In a separation/divorce you are entitled to a fair and equal share of all the assets held by both you and your ex-husband. You could avail of a share of your ex-husband’s personal pension by way of a Pension Adjustment Order (PAO).
This means the court can decide that the pension is divided into whatever shares it considers appropriate. A PAO is a binding court order which would require a proportion of your husband’s pension benefit to be paid to you. This can be made at the same time as a judicial separation or divorce. If this happens you will be free to invest this as you see fit, and have your own pension policy in your own name.
Once the policy reaches maturity, and on retirement, you can take 25% of the value as a tax free lump sum.
However, a court may decide not to grant a PAO on a pension if the court believes there is no financial merit in doing this. Instead, the court may decide to take into account the value of the pension, and make a decision based on all combined financial resources available.
With regard to the State pension, this is paid from age 66, currently.
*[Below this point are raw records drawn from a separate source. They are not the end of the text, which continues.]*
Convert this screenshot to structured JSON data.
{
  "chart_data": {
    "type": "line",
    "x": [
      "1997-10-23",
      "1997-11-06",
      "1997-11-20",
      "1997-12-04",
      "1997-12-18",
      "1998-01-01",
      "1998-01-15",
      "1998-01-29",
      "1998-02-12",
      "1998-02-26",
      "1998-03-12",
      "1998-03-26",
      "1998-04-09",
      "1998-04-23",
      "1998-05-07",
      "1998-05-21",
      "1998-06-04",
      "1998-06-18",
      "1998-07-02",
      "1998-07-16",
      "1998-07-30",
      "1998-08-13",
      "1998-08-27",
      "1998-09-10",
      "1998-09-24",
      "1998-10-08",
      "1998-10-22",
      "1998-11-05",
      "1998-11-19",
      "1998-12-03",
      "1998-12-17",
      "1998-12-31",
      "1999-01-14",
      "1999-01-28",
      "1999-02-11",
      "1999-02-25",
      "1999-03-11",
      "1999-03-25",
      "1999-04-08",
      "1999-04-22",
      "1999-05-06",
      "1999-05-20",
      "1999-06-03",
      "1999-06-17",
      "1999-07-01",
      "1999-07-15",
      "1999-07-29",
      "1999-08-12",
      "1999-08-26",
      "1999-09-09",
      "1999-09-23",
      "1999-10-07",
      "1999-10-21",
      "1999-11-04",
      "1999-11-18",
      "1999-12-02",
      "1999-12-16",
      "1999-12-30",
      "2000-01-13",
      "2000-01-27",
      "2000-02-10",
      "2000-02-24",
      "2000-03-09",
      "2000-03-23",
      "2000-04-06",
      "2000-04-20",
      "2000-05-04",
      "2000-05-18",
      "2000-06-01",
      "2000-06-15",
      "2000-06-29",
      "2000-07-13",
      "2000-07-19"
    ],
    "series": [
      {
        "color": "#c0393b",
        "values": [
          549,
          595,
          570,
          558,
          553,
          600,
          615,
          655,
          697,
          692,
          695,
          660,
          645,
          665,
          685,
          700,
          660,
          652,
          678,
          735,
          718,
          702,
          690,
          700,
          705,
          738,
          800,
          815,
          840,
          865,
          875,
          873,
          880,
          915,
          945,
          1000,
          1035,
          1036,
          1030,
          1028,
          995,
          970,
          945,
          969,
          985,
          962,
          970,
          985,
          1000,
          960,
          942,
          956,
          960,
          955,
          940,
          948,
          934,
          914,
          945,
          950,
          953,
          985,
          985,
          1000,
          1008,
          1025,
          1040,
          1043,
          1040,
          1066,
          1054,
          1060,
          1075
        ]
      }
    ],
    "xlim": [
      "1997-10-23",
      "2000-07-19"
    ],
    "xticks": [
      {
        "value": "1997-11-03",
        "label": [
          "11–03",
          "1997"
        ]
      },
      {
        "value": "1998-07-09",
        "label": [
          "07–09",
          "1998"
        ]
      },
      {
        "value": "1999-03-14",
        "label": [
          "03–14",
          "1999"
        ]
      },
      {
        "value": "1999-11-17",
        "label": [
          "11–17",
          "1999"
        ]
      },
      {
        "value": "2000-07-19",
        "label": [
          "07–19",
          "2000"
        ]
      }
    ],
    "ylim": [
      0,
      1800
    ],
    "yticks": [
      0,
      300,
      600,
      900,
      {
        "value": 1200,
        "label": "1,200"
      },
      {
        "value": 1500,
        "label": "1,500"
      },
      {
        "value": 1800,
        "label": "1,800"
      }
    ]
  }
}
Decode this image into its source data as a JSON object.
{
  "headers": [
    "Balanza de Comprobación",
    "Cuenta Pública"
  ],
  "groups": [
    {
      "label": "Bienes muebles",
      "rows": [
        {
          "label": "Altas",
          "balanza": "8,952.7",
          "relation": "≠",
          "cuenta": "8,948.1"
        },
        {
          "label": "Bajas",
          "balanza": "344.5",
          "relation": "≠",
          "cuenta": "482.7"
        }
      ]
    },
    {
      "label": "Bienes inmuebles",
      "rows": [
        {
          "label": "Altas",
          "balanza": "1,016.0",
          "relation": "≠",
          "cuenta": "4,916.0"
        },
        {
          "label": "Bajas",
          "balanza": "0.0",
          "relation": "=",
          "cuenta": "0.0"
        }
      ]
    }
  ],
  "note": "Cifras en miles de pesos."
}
Your social insurance record will determine if you qualify for the full contributory State pension or not. As you worked before and you are now working (part time), you should check your social insurance record to ensure that it is correct (mygovid.ie). Get in touch with the Department of Social Protection if you find it is incorrect. You should also check you are correctly credited for time spent outside of the workforce to rear your children. All this will ensure you will can avail of the correct amount of contributory State pension at age 66.
It would be a good idea to avail of independent professional legal advice before finalising your separation/divorce.